Ok so im stuck on this and dont know how to approach it. It isnt like the other typical zeros root problems ive seen where they give you the x intercepts.Here it is Write an equation for a cubic polynomial P(x)with leading coefficient −1 whose graph passes through the point (2, 8) and is tangent to the x axis at the origin.All i have done is wrote -ax3 +bx^2+cx+d and thats where i left off at i got the right answer from the choices but i did it by plugging in the point (2,8) and it came out to be -x^2(x-4) or -X^3+4x^2. Please help me as I have no clue on how to go about solving thanks.
The best way to solve a problem is to first list the conditions mathematically:
\(\displaystyle \text{1) } P(x) = -x^3 + a x^2+b x+c\)

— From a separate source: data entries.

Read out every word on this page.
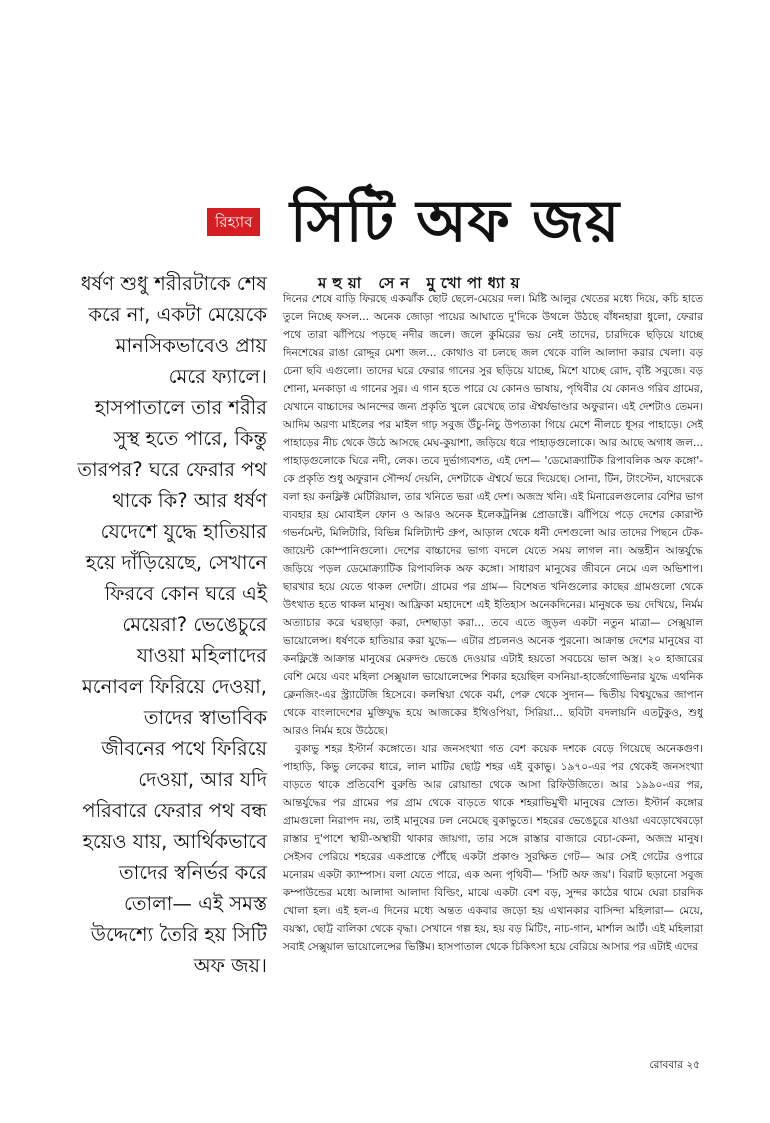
রিহ্যাব সিটি অফ জয়
মহুয়া সেন মুখোপাধ্যায়

ধর্ষণ শুধু শরীরটাকে শেষ করে না, একটা মেয়েকে মানসিকভাবেও প্রায় মেরে ফ্যালে। হাসপাতালে তার শরীর সুস্থ হতে পারে, কিন্তু তারপর? ঘরে ফেরার পথ থাকে কি? আর ধর্ষণ যেদেশে যুদ্ধে হাতিয়ার হয়ে দাঁড়িয়েছে, সেখানে ফিরবে কোন ঘরে এই মেয়েরা? ভেঙেচুরে যাওয়া মহিলাদের মনোবল ফিরিয়ে দেওয়া, তাদের স্বাভাবিক জীবনের পথে ফিরিয়ে দেওয়া, আর যদি পরিবারে ফেরার পথ বন্ধ হয়েও যায়, আর্থিকভাবে তাদের স্বনির্ভর করে তোলা— এই সমস্ত উদ্দেশ্যে তৈরি হয় সিটি অফ জয়।

দিনের শেষে বাড়ি ফিরছে একঝাঁক ছোট ছেলে-মেয়ের দল। মিষ্টি আলুর খেতের মধ্যে দিয়ে, কচি হাতে তুলে নিচ্ছে ফসল... অনেক জোড়া পায়ের আঘাতে দু'দিকে উথলে উঠছে বাঁধনহারা ধুলো, ফেরার পথে তারা ঝাঁপিয়ে পড়ছে নদীর জলে। জলে কুমিরের ভয় নেই তাদের, চারদিকে ছড়িয়ে যাচ্ছে দিনশেষের রাঙা রোদ্দুর মেশা জল... কোথাও বা চলছে জল থেকে বালি আলাদা করার খেলা। বড় চেনা ছবি এগুলো। তাদের ঘরে ফেরার গানের সুর ছড়িয়ে যাচ্ছে, মিশে যাচ্ছে রোদ, বৃষ্টি সবুজে। বড় শোনা, মনকাড়া এ গানের সুর। এ গান হতে পারে যে কোনও ভাষায়, পৃথিবীর যে কোনও গরিব গ্রামের, যেখানে বাচ্চাদের আনন্দের জন্য প্রকৃতি খুলে রেখেছে তার ঐশ্বর্যভাণ্ডার অফুরান। এই দেশটাও তেমন। আদিম অরণ্য মাইলের পর মাইল গাঢ় সবুজ উঁচু-নিচু উপত্যকা গিয়ে মেশে নীলচে ধূসর পাহাড়ে। সেই পাহাড়ের নীচ থেকে উঠে আসছে মেঘ-কুয়াশা, জড়িয়ে ধরে পাহাড়গুলোকে। আর আছে অগাধ জল... পাহাড়গুলোকে ঘিরে নদী, লেক। তবে দুর্ভাগ্যবশত, এই দেশ— 'ডেমোক্র্যাটিক রিপাবলিক অফ কঙ্গো'-কে প্রকৃতি শুধু অফুরান সৌন্দর্য দেয়নি, দেশটাকে ঐশ্বর্যে ভরে দিয়েছে। সোনা, টিন, টাংস্টেন, যাদেরকে বলা হয় কনফ্লিক্ট মেটিরিয়াল, তার খনিতে ভরা এই দেশ। অজস্র খনি। এই মিনারেলগুলোর বেশির ভাগ ব্যবহার হয় মোবাইল ফোন ও আরও অনেক ইলেকট্রনিক্স প্রোডাক্টে। ঝাঁপিয়ে পড়ে দেশের কোরাপ্ট গভর্নমেন্ট, মিলিটারি, বিভিন্ন মিলিট্যান্ট গ্রুপ, আড়াল থেকে ধনী দেশগুলো আর তাদের পিছনে টেক-জায়েন্ট কোম্পানিগুলো। দেশের বাচ্চাদের ভাগ্য বদলে যেতে সময় লাগল না। অন্তহীন আন্তর্যুদ্ধে জড়িয়ে পড়ল ডেমোক্র্যাটিক রিপাবলিক অফ কঙ্গো। সাধারণ মানুষের জীবনে নেমে এল অভিশাপ। ছারখার হয়ে যেতে থাকল দেশটা। গ্রামের পর গ্রাম— বিশেষত খনিগুলোর কাছের গ্রামগুলো থেকে উৎখাত হতে থাকল মানুষ। আফ্রিকা মহাদেশে এই ইতিহাস অনেকদিনের। মানুষকে ভয় দেখিয়ে, নির্মম অত্যাচার করে ঘরছাড়া করা, দেশছাড়া করা... তবে এতে জুড়ল একটা নতুন মাত্রা— সেক্সুয়াল ভায়োলেন্স। ধর্ষণকে হাতিয়ার করা যুদ্ধে— এটার প্রচলনও অনেক পুরনো। আক্রান্ত দেশের মানুষের বা কনফ্লিক্টে আক্রান্ত মানুষের মেরুদণ্ড ভেঙে দেওয়ার এটাই হয়তো সবচেয়ে ভাল অস্ত্র। ২০ হাজারের বেশি মেয়ে এবং মহিলা সেক্সুয়াল ভায়োলেন্সের শিকার হয়েছিল বসনিয়া-হার্জেগোভিনার যুদ্ধে এথনিক ক্লেনজিং-এর স্ট্র্যাটেজি হিসেবে। কলম্বিয়া থেকে বর্মা, পেরু থেকে সুদান— দ্বিতীয় বিশ্বযুদ্ধের জাপান থেকে বাংলাদেশের মুক্তিযুদ্ধ হয়ে আজকের ইথিওপিয়া, সিরিয়া... ছবিটা বদলায়নি এতটুকুও, শুধু আরও নির্মম হয়ে উঠেছে।

বুকাভু শহর ইস্টার্ন কঙ্গোতে। যার জনসংখ্যা গত বেশ কয়েক দশকে বেড়ে গিয়েছে অনেকগুণ। পাহাড়ি, কিভু লেকের ধারে, লাল মাটির ছোট্ট শহর এই বুকাভু। ১৯৭০-এর পর থেকেই জনসংখ্যা বাড়তে থাকে প্রতিবেশি বুরুন্ডি আর রোয়ান্ডা থেকে আসা রিফিউজিতে। আর ১৯৯০-এর পর, আন্তর্যুদ্ধের পর গ্রামের পর গ্রাম থেকে বাড়তে থাকে শহরাভিমুখী মানুষের স্রোত। ইস্টার্ন কঙ্গোর গ্রামগুলো নিরাপদ নয়, তাই মানুষের ঢল নেমেছে বুকাভুতে। শহরের ভেঙেচুরে যাওয়া এবড়োখেবড়ো রাস্তার দু'পাশে স্থায়ী-অস্থায়ী থাকার জায়গা, তার সঙ্গে রাস্তার বাজারে বেচা-কেনা, অজস্র মানুষ। সেইসব পেরিয়ে শহরের একপ্রান্তে পৌঁছে একটা প্রকাণ্ড সুরক্ষিত গেট— আর সেই গেটের ওপারে মনোরম একটা ক্যাম্পাস। বলা যেতে পারে, এক অন্য পৃথিবী— 'সিটি অফ জয়'। বিরাট ছড়ানো সবুজ কম্পাউন্ডের মধ্যে আলাদা আলাদা বিল্ডিং, মাঝে একটা বেশ বড়, সুন্দর কাঠের থামে ঘেরা চারদিক খোলা হল। এই হল-এ দিনের মধ্যে অন্তত একবার জড়ো হয় এখানকার বাসিন্দা মহিলারা— মেয়ে, বয়স্কা, ছোট্ট বালিকা থেকে বৃদ্ধা। সেখানে গল্প হয়, হয় বড় মিটিং, নাচ-গান, মার্শাল আর্ট। এই মহিলারা সবাই সেক্সুয়াল ভায়োলেন্সের ভিক্টিম। হাসপাতাল থেকে চিকিৎসা হয়ে বেরিয়ে আসার পর এটাই এদের

রোববার ২৫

\(\displaystyle \text{2) } P(2) = 8\)
\(\displaystyle \text{3) } P'(0) = 0\)
\(\displaystyle \text{4) } P(0) = 0\)
From \(\displaystyle \text{2)}\) we get \(\displaystyle -8 + 4a + 2b + c = 8\)
From \(\displaystyle \text{3)}\) we get \(\displaystyle -3(0)^2 + 2a(0) + b = 0\) and therefore \(\displaystyle b = 0\) and because of that \(\displaystyle 4a + c = 16\).
Now we can plug this into \(\displaystyle \text{1)}\) to get: \(\displaystyle P(x) = -x^3 + a x^2 - 4a + 16\) and from \(\displaystyle \text{4)}\) solve for a:
\(\displaystyle P(0) = -4a + 16 = 0 \to a = 4\)
Plug this back into \(\displaystyle \text{1)}\) to get: \(\displaystyle P(x) = -x^3 + 4 x^2\)
You can also go the easy way out by making this assumptions:
1) Any polynomial will be tangent at point (a,0) if and only if the multiplicity of a as a root of the polynomial is greater than 1.
Then we know the polynomial will be in this form:
\(\displaystyle P(x) = -x^2(x+c)\)
Now solve for \(\displaystyle c\) in \(\displaystyle P(2) = 8\)
\(\displaystyle 8 = -4(2+c) \to c = -4\)
And we get our same polynomial \(\displaystyle P(x) = -x^2(x-4) = -x^3 + 4 x^2\)